The SI units for momentum are kilograms times meters per second (kg·m/s). There is no special name for this unit.
Example
Practice
7.1 Conservation of Momentum
Momentum is a conserved quantity. For any system of objects, the total momentum of the system does not change as long as there is no “external agent” acting on the system.
Example
A rocket is able to move because of conservation of momentum. Even when there is nothing to push off of, firing a blast still propels the ship forward. The momentum of the system must be constant; since the exhaust gases have momentum in one direction, the ship must have the same momentum in the opposite direction. This means the ship must move forward with some velocity. (Due to it’s much larger mass, the rocket will have a lower velocity than the exhaust gases.)

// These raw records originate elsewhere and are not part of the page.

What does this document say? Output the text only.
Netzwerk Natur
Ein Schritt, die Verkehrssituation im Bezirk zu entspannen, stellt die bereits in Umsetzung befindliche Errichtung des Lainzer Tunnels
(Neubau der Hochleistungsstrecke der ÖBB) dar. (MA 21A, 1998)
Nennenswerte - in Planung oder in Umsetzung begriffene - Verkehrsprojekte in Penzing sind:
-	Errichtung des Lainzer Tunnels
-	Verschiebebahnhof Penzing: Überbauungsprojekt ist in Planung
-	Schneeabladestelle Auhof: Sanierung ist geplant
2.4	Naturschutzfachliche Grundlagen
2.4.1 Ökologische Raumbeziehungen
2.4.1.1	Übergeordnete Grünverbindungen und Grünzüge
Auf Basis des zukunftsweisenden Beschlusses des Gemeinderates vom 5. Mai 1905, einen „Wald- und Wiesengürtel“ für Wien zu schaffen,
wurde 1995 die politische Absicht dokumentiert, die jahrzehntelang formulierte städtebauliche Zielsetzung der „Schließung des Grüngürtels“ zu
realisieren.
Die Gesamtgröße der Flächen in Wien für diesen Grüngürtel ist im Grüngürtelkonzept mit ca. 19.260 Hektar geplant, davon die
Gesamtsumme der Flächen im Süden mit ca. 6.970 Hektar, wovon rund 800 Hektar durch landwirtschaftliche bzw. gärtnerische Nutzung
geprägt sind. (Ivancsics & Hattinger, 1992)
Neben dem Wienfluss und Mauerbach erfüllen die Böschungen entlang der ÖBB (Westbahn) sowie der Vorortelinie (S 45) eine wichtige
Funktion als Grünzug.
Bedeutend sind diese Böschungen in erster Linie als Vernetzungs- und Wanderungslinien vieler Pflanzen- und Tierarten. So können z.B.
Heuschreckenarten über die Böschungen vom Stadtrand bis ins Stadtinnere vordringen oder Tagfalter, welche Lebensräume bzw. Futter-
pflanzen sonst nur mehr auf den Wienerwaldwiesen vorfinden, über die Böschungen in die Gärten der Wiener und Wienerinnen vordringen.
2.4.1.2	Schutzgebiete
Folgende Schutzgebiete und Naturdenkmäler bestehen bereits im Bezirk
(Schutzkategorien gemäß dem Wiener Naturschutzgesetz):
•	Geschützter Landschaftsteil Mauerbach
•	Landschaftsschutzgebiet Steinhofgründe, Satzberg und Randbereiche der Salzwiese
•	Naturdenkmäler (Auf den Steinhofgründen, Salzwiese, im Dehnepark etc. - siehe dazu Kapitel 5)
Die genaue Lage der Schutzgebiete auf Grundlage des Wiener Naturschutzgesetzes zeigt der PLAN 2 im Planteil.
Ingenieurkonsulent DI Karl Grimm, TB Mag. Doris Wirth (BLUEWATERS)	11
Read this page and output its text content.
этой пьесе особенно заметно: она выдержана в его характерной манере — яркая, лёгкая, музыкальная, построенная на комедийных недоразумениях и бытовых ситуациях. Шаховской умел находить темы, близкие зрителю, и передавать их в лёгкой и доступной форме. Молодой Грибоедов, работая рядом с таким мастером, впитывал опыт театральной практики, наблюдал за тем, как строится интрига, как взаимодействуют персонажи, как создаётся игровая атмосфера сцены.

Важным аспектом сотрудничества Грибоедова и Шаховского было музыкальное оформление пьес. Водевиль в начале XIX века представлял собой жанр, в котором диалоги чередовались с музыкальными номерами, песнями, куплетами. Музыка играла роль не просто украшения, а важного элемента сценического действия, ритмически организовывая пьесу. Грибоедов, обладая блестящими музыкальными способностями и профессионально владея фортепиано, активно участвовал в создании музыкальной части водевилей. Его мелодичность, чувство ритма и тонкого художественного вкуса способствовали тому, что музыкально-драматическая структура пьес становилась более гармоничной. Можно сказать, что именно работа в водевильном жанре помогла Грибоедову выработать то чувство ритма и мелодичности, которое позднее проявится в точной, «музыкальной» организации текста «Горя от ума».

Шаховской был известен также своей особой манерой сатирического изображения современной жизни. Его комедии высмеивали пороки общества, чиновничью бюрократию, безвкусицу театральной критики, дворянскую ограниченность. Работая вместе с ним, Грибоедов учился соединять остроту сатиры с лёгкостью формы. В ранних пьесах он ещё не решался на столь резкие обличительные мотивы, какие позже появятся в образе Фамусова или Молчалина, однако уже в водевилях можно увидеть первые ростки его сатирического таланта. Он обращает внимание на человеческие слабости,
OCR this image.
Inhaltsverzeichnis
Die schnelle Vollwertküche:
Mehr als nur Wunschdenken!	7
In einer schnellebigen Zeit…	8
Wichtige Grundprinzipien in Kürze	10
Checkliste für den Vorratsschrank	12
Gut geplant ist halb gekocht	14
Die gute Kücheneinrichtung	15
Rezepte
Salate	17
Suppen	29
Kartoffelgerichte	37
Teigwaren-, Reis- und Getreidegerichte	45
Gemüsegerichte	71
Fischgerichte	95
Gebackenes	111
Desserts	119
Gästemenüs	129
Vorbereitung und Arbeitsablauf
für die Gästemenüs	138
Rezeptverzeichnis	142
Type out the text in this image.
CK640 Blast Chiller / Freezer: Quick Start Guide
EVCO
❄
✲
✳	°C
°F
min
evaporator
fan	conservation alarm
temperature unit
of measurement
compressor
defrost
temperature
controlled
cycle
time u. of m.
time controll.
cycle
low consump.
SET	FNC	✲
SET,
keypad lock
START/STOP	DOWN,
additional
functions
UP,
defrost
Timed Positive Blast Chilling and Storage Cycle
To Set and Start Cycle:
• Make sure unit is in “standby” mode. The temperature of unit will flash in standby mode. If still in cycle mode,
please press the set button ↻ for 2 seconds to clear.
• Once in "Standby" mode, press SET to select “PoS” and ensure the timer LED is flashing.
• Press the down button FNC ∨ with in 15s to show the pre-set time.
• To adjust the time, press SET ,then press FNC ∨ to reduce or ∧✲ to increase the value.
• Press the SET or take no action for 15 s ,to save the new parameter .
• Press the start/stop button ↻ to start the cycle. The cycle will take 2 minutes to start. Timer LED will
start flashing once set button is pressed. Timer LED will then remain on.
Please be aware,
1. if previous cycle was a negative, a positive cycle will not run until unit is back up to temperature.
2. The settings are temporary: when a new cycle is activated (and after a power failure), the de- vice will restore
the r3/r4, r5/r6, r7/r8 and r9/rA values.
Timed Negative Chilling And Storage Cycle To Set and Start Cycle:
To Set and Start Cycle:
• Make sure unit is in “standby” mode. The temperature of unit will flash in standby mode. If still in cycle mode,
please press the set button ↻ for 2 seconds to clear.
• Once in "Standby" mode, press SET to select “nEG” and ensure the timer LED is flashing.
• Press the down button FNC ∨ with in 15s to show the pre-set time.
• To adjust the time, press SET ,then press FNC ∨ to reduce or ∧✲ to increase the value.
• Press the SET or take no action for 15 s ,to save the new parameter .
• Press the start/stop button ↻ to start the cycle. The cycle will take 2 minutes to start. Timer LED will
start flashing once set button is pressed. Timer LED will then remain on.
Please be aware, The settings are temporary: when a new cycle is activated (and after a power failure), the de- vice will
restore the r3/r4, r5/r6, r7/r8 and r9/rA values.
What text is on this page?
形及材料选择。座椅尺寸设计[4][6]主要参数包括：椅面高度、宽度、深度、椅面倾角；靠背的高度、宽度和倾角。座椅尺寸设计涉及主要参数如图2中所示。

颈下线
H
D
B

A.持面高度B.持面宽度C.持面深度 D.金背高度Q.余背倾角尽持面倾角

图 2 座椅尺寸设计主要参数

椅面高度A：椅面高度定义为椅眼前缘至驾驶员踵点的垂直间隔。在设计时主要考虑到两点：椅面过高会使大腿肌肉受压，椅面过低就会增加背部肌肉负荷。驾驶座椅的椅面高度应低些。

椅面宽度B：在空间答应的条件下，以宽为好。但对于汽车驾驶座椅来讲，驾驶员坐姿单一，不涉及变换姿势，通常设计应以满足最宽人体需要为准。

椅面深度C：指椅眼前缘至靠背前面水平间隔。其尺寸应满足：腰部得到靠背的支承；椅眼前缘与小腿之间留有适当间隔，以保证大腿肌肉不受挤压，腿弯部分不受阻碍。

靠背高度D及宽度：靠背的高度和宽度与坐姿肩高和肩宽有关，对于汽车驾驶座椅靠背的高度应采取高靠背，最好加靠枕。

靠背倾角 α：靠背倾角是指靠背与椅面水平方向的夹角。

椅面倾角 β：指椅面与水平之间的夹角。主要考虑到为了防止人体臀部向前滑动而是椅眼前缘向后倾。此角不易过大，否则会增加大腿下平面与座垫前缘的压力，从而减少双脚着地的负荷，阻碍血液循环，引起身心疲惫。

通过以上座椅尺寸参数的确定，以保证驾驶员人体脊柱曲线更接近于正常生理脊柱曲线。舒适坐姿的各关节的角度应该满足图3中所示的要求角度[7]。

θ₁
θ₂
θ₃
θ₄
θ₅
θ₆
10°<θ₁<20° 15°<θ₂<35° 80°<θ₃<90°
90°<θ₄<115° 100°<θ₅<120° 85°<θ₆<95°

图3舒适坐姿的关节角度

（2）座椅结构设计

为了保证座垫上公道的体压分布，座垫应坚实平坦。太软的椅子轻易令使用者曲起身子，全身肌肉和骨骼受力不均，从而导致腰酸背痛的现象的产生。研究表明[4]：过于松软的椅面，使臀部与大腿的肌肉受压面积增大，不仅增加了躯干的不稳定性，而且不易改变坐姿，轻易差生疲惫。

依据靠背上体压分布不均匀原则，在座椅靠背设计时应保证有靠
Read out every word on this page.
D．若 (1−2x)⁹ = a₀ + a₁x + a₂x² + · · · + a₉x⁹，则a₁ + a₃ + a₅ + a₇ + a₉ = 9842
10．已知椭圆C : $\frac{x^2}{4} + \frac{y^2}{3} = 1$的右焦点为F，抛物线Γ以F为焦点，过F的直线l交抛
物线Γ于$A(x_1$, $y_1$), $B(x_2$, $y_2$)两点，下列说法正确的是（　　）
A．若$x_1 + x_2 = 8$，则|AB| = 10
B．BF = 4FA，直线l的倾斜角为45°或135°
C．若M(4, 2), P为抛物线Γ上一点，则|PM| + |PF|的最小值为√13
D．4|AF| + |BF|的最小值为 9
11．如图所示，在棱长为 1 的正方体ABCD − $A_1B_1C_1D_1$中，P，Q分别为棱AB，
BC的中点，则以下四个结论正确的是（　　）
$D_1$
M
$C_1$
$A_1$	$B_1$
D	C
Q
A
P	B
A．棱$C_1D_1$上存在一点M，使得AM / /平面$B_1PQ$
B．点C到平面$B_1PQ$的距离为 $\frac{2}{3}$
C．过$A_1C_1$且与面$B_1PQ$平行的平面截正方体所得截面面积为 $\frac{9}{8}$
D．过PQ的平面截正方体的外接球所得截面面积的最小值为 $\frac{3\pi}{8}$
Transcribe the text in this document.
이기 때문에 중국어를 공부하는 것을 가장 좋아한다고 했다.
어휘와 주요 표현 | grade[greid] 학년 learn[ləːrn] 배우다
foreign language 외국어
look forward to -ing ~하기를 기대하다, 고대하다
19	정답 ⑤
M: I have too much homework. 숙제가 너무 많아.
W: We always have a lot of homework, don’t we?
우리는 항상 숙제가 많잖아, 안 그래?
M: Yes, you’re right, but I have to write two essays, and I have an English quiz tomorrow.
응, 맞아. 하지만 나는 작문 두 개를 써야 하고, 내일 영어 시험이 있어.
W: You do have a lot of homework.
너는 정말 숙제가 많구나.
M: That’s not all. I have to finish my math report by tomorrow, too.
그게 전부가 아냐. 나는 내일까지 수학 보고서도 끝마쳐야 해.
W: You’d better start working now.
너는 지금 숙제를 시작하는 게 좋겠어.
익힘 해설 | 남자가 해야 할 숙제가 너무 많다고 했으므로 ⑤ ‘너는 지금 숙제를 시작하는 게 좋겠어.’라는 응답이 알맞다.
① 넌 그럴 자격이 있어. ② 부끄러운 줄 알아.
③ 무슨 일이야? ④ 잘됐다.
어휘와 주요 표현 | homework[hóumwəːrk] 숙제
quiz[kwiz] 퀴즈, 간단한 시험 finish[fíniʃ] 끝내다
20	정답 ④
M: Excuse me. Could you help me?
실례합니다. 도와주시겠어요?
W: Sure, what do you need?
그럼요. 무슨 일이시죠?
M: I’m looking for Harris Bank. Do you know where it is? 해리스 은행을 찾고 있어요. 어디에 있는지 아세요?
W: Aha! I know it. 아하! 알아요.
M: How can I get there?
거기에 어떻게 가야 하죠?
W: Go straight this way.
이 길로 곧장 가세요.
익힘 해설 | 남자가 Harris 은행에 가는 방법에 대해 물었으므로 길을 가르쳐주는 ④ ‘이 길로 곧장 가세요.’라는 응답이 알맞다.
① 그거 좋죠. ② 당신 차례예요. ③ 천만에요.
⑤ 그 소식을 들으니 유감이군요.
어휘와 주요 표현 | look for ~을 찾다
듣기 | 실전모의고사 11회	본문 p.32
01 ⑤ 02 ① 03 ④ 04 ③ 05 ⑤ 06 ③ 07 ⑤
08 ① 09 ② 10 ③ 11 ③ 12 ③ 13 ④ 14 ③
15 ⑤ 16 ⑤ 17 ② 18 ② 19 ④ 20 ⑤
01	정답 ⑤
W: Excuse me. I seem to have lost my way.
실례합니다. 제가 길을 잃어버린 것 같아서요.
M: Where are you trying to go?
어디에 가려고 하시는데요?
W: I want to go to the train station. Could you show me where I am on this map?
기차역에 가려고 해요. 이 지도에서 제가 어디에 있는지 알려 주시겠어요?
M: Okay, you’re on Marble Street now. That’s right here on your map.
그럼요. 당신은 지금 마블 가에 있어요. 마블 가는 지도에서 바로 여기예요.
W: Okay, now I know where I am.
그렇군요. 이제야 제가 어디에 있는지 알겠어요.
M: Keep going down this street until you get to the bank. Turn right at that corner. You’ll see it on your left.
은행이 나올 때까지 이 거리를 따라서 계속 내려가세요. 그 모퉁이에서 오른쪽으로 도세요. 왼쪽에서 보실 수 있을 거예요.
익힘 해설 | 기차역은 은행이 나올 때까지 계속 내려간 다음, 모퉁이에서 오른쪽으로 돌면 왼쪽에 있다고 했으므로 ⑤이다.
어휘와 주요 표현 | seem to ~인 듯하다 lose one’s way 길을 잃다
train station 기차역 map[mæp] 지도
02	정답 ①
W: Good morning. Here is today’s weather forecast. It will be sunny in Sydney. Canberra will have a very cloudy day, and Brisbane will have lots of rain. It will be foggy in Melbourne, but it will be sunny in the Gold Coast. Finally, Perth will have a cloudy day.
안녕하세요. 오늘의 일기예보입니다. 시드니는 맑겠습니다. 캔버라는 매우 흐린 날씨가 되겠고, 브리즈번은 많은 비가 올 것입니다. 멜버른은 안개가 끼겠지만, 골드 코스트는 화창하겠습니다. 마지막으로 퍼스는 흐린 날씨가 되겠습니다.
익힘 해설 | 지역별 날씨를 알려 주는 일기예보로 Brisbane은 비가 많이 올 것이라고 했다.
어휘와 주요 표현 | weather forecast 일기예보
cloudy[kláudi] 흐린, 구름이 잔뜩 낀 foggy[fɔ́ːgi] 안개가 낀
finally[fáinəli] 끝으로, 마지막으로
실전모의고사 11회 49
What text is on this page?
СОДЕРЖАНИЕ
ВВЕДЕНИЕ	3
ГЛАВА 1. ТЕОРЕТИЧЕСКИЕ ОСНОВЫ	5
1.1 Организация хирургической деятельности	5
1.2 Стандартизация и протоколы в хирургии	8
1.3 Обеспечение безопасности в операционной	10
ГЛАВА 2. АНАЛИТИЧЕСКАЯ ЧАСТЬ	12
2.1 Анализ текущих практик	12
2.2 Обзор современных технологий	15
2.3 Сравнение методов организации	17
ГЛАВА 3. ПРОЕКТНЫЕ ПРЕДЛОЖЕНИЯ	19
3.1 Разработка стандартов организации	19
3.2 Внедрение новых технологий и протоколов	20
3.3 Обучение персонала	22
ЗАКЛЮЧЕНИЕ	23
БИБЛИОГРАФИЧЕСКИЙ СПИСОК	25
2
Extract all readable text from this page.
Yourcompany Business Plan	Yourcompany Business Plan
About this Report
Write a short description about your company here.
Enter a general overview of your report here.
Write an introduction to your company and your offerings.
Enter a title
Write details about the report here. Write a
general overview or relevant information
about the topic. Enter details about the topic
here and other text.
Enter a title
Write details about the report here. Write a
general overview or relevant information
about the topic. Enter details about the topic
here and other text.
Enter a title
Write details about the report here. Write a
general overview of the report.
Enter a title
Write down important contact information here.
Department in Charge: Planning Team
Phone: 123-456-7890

7.1.1 Problem Solving Steps
Since we’re still dealing with a conservation law, solving momentum problems is very similar to solving energy problems (see section 6.5). Conservation of momentum is a useful tool to analyze systems where multiple objects are interacting with each other over a short period of time.
You’ll usually find it helpful to draw a series of pictures in step 1 of the problem-solving process, showing what is going on just before and just after the interaction. The fundamental law that we’ll use in step 2 of the process is conservation of momentum:
pi = pf
To solve mathematically (step 3), we’ll identify which objects have momentum before and after an interaction, and go from there.